P038 Targeting the hepcidin-ferroportin axis with Nrf2 agonists to treat iron deficiency anaemia in Inflammatory Bowel Disease

Abstract

Abstract Background Anaemia of inflammation is a common extraintestinal manifestation of IBD, impacting patient quality of life and hospitalisation rates. High circulating levels of proinflammatory cytokines induce hepatic production of the iron-regulatory peptide hormone hepcidin. By binding to the iron exporter ferroportin, hepcidin induces its internalisation and degradation, restricting the bioavailability and absorption of iron. This study aimed to test the effect of dimethyl fumarate (DMF) and sulforaphane (SFN), known activators of the transcription factor Nrf2, on the hepcidin-ferroportin (hep-fer) axis.
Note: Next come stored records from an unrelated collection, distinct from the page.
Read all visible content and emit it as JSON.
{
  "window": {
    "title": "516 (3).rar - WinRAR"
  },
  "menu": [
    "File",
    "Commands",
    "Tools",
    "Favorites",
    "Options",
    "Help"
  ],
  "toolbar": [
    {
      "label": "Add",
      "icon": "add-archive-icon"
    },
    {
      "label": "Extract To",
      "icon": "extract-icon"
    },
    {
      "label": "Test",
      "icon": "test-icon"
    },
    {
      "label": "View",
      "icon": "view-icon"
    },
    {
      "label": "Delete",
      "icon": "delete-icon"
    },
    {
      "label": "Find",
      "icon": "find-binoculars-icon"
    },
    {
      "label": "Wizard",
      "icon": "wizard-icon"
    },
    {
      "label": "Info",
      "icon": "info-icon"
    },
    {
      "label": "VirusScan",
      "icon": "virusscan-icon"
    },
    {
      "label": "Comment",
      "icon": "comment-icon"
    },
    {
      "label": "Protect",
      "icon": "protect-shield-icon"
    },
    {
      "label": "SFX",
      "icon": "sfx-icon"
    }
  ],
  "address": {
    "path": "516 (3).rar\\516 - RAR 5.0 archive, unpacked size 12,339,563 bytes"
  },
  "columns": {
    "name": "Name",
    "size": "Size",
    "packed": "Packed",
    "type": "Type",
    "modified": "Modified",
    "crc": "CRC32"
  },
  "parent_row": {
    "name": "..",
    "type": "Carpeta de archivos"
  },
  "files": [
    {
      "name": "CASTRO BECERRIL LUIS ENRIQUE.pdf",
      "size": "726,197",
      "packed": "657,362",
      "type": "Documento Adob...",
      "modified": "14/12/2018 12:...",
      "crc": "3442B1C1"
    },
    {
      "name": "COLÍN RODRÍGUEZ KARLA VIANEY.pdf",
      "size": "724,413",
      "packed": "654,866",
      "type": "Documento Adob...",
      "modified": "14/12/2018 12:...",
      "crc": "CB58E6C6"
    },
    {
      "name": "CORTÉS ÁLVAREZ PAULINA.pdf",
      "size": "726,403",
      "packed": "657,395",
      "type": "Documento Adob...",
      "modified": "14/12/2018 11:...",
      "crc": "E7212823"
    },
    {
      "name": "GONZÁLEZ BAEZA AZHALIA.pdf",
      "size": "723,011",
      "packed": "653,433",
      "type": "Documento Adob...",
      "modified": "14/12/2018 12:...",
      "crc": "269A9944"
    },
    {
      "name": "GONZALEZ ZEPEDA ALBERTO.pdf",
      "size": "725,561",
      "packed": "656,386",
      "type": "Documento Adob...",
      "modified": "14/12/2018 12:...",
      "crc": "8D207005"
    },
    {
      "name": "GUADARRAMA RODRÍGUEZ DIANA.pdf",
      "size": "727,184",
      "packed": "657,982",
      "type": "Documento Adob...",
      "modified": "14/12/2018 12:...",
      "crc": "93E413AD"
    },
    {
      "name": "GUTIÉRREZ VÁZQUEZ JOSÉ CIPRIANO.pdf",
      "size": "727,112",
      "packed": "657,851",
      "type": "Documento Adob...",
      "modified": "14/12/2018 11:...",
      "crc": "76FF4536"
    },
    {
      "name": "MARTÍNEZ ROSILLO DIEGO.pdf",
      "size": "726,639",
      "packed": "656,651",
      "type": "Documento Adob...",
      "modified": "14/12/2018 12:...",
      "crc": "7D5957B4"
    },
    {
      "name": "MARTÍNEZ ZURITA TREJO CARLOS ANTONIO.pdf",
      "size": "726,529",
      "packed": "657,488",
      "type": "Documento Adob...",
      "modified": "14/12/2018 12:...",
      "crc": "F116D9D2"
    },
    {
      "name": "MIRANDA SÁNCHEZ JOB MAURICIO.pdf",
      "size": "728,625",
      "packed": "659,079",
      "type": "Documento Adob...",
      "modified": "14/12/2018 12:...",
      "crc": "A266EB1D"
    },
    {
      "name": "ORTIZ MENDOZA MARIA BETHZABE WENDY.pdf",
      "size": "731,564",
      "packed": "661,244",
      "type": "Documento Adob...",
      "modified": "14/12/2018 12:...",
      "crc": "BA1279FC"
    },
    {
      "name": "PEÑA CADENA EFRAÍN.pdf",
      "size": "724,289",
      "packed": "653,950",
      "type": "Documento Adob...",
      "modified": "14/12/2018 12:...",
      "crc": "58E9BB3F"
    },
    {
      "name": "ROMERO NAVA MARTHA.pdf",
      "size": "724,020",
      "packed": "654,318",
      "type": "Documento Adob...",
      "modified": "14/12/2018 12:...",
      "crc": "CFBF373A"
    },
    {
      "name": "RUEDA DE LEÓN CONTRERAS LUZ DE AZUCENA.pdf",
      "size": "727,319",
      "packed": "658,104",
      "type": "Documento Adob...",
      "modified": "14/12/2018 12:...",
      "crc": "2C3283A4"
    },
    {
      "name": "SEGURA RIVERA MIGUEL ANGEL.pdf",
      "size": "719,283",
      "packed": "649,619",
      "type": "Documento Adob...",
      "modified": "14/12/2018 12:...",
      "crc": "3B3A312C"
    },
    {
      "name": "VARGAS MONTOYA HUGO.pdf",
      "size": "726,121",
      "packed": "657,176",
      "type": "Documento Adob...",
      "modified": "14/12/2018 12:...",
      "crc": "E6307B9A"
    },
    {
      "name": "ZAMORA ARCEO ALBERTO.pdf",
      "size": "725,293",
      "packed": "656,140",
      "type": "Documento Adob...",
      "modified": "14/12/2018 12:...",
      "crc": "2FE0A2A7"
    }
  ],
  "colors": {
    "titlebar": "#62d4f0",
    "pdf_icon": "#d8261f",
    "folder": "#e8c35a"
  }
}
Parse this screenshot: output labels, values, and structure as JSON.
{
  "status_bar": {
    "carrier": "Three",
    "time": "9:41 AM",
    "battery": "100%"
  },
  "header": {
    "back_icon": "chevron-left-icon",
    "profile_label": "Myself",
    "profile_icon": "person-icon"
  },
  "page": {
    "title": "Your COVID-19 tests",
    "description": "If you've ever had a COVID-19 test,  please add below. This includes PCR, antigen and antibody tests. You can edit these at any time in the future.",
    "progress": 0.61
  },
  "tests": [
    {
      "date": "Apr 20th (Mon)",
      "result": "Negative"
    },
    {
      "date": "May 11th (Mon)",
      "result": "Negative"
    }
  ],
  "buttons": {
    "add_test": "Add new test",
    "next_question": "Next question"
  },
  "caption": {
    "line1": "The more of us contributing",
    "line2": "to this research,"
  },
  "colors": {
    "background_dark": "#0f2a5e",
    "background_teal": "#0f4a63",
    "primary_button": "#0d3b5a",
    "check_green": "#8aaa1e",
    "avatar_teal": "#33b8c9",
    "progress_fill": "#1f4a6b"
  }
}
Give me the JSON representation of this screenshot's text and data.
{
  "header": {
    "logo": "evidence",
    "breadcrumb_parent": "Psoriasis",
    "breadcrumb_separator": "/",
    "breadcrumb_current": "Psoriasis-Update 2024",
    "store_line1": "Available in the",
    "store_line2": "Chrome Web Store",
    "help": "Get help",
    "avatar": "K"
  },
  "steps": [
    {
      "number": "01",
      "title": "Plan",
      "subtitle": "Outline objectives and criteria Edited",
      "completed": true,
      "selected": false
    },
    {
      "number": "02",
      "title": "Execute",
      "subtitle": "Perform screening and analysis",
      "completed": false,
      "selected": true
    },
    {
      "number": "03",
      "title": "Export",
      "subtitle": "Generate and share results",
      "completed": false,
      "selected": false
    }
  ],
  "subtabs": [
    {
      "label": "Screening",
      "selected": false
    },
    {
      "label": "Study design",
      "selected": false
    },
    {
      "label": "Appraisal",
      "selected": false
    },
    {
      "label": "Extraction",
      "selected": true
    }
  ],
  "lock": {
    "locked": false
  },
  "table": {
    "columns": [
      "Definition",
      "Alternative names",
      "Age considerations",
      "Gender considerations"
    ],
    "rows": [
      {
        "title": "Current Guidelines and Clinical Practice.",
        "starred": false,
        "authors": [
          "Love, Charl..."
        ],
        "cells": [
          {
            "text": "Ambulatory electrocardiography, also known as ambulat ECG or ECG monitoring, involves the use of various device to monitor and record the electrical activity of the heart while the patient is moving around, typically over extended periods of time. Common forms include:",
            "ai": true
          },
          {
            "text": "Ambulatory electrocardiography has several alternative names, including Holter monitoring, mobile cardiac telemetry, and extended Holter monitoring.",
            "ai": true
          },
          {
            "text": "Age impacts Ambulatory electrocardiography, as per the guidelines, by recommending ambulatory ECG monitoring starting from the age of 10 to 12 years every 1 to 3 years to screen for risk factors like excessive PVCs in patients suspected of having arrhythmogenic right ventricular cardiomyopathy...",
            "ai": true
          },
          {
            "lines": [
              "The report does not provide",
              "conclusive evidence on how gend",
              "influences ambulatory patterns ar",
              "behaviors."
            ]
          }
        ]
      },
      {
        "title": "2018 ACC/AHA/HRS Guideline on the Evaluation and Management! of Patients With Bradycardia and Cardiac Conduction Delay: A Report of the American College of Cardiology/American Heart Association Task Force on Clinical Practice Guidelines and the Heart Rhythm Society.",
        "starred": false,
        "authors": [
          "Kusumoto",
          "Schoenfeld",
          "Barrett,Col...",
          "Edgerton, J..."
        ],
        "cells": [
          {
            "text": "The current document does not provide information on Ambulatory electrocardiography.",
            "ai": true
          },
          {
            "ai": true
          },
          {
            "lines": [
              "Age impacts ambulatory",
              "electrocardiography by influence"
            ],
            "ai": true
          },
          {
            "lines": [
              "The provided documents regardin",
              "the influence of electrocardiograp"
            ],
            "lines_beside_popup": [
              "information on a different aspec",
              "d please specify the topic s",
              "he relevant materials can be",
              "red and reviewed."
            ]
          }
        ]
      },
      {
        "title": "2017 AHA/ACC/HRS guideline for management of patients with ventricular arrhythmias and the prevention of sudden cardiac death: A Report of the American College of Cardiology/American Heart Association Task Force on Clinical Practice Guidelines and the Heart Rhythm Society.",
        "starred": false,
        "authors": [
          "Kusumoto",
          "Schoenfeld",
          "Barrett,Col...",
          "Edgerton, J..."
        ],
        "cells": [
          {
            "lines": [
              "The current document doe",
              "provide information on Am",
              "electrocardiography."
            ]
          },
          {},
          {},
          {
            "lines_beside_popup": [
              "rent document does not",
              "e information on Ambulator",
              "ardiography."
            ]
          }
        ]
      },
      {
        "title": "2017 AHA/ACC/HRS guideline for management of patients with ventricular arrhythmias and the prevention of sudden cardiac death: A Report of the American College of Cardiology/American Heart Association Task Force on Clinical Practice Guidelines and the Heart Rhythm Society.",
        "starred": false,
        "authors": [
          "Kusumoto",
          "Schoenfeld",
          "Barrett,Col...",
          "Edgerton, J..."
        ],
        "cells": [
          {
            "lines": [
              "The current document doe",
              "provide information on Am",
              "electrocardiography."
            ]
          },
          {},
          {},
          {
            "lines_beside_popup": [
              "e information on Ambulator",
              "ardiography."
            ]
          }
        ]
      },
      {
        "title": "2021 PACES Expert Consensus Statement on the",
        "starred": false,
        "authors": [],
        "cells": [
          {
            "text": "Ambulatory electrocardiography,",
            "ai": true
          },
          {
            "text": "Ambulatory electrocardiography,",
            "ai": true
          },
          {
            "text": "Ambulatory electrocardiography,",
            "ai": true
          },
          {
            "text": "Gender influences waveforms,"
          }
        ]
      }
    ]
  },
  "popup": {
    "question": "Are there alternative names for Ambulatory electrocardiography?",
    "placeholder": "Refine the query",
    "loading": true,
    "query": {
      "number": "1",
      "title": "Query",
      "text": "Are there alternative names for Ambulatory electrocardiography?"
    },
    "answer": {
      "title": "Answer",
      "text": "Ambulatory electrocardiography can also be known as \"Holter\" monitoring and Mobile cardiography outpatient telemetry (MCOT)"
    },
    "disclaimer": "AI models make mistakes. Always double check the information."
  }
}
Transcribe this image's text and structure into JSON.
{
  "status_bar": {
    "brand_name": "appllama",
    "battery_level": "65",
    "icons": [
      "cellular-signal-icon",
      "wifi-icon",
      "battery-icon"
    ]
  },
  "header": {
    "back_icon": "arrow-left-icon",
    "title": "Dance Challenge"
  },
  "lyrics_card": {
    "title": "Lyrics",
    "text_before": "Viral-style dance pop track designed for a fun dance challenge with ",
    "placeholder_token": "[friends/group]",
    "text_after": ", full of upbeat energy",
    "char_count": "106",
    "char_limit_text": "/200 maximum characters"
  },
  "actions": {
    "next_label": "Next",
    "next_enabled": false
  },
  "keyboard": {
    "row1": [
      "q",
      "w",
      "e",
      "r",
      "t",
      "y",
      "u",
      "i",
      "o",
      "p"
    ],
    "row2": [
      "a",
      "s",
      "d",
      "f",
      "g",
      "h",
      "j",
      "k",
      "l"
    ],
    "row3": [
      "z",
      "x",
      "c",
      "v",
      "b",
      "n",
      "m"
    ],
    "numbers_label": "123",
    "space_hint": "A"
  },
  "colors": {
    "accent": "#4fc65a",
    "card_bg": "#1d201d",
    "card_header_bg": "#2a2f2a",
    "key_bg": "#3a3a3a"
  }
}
Methods HepG2 cells were cultivated under standard conditions and treated with DMF or SFN for 16h. For reporter gene assays, plasmids were transfected by lipofection; luciferase activity was measured luminometrically. Quantitative real-time PCR was performed to determine mRNA expression. Proteins were detected by Western blot or LC-MS/MS. For gene knockdown, HepG2 cells were transfected with targeting or nontargeting siRNA duplexes. Graph Pad Prism v.7.00 and IBM SPSS 25 were used for statistical analysis. Results Both DMF and SFN reduced basic hepcidin expression and counteracted cytokine-induced hepcidin expression at promoter, mRNA and protein levels in HepG2 cells, independent of Nrf2 activation. Furthermore, DMF caused upregulation of ferroportin and ferritin at mRNA level, dependent on induction of Nrf2 and its downstream target haem oxygenase-1 (HO-1). Conclusion The Nrf2 agonists DMF and SFN might ameliorate anaemia of inflammation by disrupting the hep-fer axis by Nrf2-dependent and -independent mechanisms, and may be a promising therapeutic option for anaemia of inflammation for patients with IBD.